Алешку забавляло, что Пыхов теперь с ним заговаривает не покровительственно, а чаще угодливо, хотелось легкомысленно присвистнуть и подмигнуть озорно: дескать, вот так-то, дорогой сосед. Не уяснил еще себе Алешка, что бы он этим присвистом и подмигиванием выразил соседу, но понимал, что тот недоуменно-оробело отсунулся бы от изгороди и стал бы вглядываться в Алешку.
И Алешка крепился, крепился, а потом взял да и присвистнул, свернув язык свой трубочкой. Так, ни с того ни с сего. А сосед, должно, не понял Алешкиного озорства, он, должно, подумал, что Алешка на ворон свистнул, и потому перевел глаза на дерево, куда слетались тяжелые птицы. Кинул в них Пыхов щепку, подобранную в ногах.
— Развелось, язви их, — сказал он. — Скоро и курей станут таскать, не только что яйца. Хуже коршуна. Давче иду, это, с дежурства, слышу, орут вон там, в леску. Чего это, думаю. Свернул в лесок, гляжу. Собачонка под осинкой прижалась, скулит, а они на нее сверху да сверху. Забили бы ведь вконец, стервы.
Подошел Тихоновский, прислушался.
— А-а... У меня был случай. На пашне было, — встрял он в разговор. — Синички там напали...
— Ох, синички твои, — возразил Пыхов, он напоказ, демонстративно не уважал Тихоновского за его никчемность. — И что они, синички? Сравни-ил!
— Дак напали тоже, — отвечал Тихоновский робко. Он прежде жил в хлебопашеской деревне Куроземки, что в степи, недалеко от станции, и в рабочую слободку решился переехать вместе с избой, когда уже окончательно понял, что ему с его девками на пашне будет гибель, а в рабочей-то слободке, среди текучего, такого же неприкаянного люда, может, еще и поживет, может, еще и пофартит ему.
— На кого они могут напасть, твои синички?

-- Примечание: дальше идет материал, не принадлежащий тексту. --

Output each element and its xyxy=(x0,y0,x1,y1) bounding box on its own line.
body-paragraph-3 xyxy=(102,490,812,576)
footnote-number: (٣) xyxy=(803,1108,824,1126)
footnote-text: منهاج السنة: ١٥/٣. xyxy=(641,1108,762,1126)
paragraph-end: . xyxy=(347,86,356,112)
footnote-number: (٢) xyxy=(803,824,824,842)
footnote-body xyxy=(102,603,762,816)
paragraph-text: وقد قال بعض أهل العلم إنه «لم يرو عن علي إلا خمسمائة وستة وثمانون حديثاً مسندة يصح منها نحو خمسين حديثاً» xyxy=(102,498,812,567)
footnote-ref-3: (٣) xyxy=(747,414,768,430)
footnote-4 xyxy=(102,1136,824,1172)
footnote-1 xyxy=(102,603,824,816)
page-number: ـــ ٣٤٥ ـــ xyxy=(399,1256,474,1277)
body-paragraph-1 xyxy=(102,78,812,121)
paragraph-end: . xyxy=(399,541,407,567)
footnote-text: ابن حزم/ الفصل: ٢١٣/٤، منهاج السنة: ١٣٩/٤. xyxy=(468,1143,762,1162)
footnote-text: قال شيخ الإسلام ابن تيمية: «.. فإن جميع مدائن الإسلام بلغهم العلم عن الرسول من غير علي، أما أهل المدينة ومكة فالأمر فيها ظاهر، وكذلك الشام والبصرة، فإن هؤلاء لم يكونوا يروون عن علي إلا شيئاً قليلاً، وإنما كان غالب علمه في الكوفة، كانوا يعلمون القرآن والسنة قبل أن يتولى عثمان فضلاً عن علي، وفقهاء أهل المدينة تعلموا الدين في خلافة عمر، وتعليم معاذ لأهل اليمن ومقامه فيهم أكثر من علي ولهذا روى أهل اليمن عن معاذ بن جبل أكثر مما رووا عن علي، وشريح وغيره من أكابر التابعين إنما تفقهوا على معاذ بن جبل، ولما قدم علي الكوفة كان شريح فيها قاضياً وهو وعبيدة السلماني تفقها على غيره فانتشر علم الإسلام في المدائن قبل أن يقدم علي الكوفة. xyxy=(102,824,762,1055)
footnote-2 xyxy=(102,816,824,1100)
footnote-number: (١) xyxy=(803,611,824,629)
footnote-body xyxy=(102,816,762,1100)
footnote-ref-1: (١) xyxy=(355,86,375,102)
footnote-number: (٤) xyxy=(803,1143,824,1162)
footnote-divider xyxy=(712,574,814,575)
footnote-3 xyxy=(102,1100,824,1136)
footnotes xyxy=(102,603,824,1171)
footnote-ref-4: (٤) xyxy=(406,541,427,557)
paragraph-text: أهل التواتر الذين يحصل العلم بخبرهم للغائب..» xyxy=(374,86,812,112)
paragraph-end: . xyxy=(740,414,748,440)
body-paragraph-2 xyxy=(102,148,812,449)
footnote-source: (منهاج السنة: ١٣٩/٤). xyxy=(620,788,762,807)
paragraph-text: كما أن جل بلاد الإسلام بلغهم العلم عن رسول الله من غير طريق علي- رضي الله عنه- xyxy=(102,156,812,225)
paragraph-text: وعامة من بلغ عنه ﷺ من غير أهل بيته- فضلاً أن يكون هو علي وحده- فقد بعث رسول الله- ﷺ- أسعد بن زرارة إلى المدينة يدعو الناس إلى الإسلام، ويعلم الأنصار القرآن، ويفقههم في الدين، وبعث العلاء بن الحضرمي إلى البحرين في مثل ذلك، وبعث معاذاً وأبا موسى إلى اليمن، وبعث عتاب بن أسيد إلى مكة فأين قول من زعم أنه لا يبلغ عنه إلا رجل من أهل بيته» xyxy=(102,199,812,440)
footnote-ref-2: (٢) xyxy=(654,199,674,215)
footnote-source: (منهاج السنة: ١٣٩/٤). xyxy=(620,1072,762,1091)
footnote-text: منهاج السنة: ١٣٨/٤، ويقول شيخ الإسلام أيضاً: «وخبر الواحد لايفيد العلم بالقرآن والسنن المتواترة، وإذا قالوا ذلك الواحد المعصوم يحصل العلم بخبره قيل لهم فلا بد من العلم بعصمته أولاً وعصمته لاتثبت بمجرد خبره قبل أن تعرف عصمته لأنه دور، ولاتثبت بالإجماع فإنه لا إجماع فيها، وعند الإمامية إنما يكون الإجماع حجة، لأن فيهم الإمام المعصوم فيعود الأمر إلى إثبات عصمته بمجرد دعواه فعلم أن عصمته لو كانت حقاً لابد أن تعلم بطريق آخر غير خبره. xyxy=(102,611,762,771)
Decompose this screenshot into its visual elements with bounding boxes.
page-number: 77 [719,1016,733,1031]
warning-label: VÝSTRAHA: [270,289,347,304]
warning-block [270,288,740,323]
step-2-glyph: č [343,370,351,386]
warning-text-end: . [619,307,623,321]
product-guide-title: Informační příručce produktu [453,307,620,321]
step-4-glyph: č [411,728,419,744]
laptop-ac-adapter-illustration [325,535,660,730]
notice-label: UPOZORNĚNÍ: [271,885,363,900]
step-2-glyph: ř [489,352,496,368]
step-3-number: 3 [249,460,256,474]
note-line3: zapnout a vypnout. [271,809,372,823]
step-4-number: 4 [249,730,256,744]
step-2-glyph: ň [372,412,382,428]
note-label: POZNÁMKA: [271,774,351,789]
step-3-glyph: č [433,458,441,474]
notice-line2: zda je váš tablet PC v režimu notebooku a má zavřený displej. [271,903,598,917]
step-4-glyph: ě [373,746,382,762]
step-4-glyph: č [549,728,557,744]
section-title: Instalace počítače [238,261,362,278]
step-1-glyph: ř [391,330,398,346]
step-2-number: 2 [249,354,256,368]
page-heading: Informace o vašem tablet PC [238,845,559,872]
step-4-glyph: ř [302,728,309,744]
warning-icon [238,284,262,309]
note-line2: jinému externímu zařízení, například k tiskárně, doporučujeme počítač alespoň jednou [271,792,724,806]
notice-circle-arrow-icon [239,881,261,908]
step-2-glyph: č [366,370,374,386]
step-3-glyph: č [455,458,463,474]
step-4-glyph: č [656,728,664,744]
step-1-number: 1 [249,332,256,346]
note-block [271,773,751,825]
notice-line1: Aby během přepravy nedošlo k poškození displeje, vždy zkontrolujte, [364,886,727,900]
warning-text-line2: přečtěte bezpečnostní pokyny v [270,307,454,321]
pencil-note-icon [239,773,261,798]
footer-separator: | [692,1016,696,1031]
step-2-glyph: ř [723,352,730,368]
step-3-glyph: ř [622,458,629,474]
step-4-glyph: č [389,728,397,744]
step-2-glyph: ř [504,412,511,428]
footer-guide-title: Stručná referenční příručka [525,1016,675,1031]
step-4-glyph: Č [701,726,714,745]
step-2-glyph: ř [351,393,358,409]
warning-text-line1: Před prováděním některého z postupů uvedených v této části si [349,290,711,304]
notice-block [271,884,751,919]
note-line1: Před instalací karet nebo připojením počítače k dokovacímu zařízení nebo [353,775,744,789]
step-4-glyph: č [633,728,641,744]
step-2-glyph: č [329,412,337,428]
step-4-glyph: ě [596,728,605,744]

— Дак на ястреба, — угрюмо сказал Тихоновский почему-то с затяжным выдохом. — Пахал я как раз... а он, ястреб, из-за леса как раз вывернулся... Синички стайкой с пашни поднялись — и на него. Гнали аж до самого болота. Иная и ущипнуть изловчится, перо выдернет... Людям эдак-то куда! Не смочь. Против чего как — люди слабы. Люди не умеют вместе на беду навалиться. А птахи, выходит, могут. Малые, в мизинец только-то, а вон ястреба одолели. Когда дружно, в согласьи, навалились...
— Про что это ты? — озадачился Пыхов.
— А про то. — Тихоновский глядел вдоль улицы угрюмо, одергивая латаный, бесцветный свой пиджачишко. — Про то, что мы, люди, выходит, супротив синичек-то — куда-а. Кто в довольстве, а у кого беда, и нет подмоги.